The word bat meaning "flying rodent" is a strange 16th century dialect alteration of Middle English bakke, which probably is related to Scandinavian words like Old Swedish natbakka and Old Danish nathbakkæ, both meaning "night bat," and Old Norse leðrblaka, literally "leather flapper." So the original sense of bat likely is "flapper," and the word may have been somehow imitative of the sound of flapping wings. The shift from -k- to -t- may have come through confusion with the extinct Middle English bakke "nocturnal insect," which derives from Latin blatta "moth."

Given the Scandinavian connections, bat likely is one of the words the Vikings brought to England which displaced the local word. The Anglo-Saxon word for the animal was hreremus, literally "shaky mouse," from hreran "to shake." That's closer to the German fledermaus.




Goblin is a mystery word. It turns up in English about 1327, and it seems pretty clear that it comes from Old French gobelin, but there the trail goes cold.
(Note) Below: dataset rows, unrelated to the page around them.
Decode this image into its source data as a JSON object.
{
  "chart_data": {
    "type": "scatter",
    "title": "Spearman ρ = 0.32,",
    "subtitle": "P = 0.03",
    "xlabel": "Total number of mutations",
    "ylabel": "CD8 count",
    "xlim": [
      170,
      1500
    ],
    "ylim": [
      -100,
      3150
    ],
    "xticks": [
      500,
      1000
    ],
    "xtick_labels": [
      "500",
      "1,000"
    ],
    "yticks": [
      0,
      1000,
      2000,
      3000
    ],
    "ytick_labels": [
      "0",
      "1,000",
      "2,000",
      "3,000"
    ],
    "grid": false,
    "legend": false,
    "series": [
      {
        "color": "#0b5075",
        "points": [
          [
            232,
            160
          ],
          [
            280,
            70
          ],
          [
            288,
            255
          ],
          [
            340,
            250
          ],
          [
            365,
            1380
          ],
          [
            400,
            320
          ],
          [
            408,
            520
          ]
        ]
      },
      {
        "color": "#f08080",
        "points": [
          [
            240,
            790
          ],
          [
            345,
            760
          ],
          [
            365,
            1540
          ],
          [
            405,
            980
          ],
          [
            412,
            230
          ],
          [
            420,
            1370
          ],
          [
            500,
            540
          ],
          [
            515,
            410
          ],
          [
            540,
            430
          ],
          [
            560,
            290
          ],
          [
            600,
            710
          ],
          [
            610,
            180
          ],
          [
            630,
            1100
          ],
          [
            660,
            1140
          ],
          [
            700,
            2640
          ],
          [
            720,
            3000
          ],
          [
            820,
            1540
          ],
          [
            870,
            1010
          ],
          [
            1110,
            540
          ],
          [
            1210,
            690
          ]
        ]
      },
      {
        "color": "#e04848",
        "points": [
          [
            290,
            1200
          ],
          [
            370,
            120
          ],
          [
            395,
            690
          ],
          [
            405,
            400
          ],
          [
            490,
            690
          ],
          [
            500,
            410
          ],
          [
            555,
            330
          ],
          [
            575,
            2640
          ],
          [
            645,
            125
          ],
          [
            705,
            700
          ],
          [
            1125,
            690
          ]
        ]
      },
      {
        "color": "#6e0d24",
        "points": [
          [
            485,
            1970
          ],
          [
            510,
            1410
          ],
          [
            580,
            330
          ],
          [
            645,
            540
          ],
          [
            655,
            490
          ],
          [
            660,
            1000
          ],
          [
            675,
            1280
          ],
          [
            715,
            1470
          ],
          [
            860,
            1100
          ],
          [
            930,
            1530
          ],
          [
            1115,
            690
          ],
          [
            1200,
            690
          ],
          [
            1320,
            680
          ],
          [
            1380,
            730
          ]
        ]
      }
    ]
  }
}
The French word is known from the 12th century, as Gobelinus, the name of a spirit haunting the region of Evreux.

Perhaps the word is related to German kobold "goblin," a compound formed from Middle High German kobe "hut, shed" and *holt "goblin." The second term in this was a euphemism (like Latin manes, under ghost, above), from hold "gracious, friendly." Complimentary words were used to avoid the wrath of troublesome beings.

Harz Mountains silver miners used kobold as their term for rock laced with arsenic and sulphur (so called probably because it made them ill). A metal was extracted from this rock, and identified in the 18th century as an element. It was given the name cobalt.
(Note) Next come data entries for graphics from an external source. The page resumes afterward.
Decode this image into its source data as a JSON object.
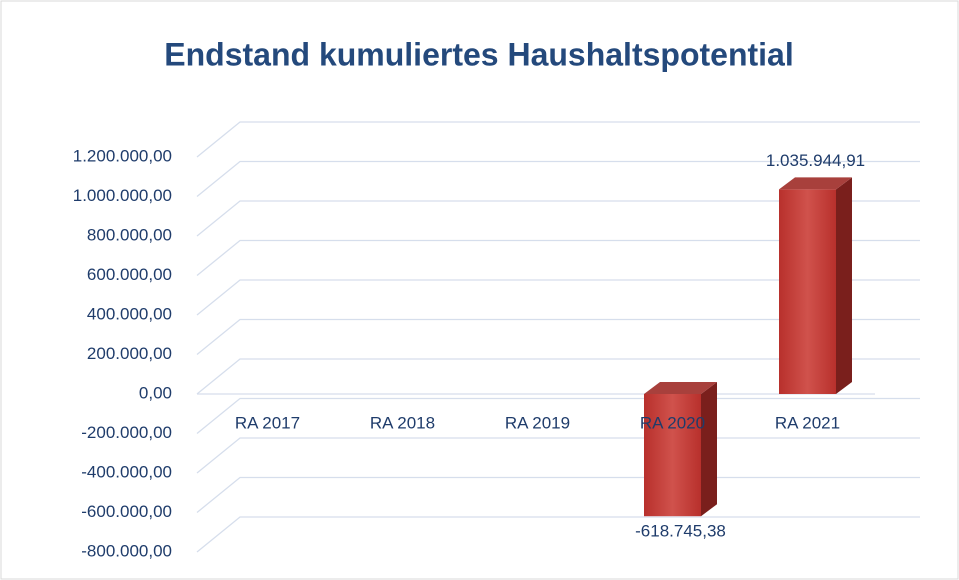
{
  "chart_data": {
    "type": "bar3d",
    "title": "Endstand kumuliertes Haushaltspotential",
    "categories": [
      "RA 2017",
      "RA 2018",
      "RA 2019",
      "RA 2020",
      "RA 2021"
    ],
    "values": [
      null,
      null,
      null,
      -618745.38,
      1035944.91
    ],
    "value_labels": [
      null,
      null,
      null,
      "-618.745,38",
      "1.035.944,91"
    ],
    "color": "#c0403b",
    "ylim": [
      -800000,
      1200000
    ],
    "yticks": [
      {
        "value": -800000,
        "label": "-800.000,00"
      },
      {
        "value": -600000,
        "label": "-600.000,00"
      },
      {
        "value": -400000,
        "label": "-400.000,00"
      },
      {
        "value": -200000,
        "label": "-200.000,00"
      },
      {
        "value": 0,
        "label": "0,00"
      },
      {
        "value": 200000,
        "label": "200.000,00"
      },
      {
        "value": 400000,
        "label": "400.000,00"
      },
      {
        "value": 600000,
        "label": "600.000,00"
      },
      {
        "value": 800000,
        "label": "800.000,00"
      },
      {
        "value": 1000000,
        "label": "1.000.000,00"
      },
      {
        "value": 1200000,
        "label": "1.200.000,00"
      }
    ],
    "grid": true
  }
}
But it's just as possible that gobelin comes from Medieval Latin cabalus, from Greek kobalos "rogue, knave," kobaloi "wicked spirits invoked by rogues." Yet another suggestion is that it is a diminutive of the proper name Gobel.




Haunt is another Middle English word from French, in this case from Old French hanter "to frequent, resort to, be familiar with." Most of French is from Latin, but French, like English, has a body of words from Old Norse, brought over by the Vikings who settled extensively in Normandy and elsewhere in the Dark Ages.

Thus hanter probably comes from Old Norse heimta "bring home," from the Germanic root of home. The sense is of a spirit returning to the house where it had lived.

The verb originally was not limited to supernatural presences, and it could be applied to living beings, too (a sense preserved in the noun haunts "place or places one frequents"). But the ghostly sense probably was present in ancient Germanic, and its modern use was reinforced by Shakespeare's plays, where it is first recorded in "A Midsummer Night's Dream" (1590).

By coincidence, the Old English verb formed from the word for "home" was hæman, which evolved from "to bring home" to "take home as a sexual partner, co-habit with."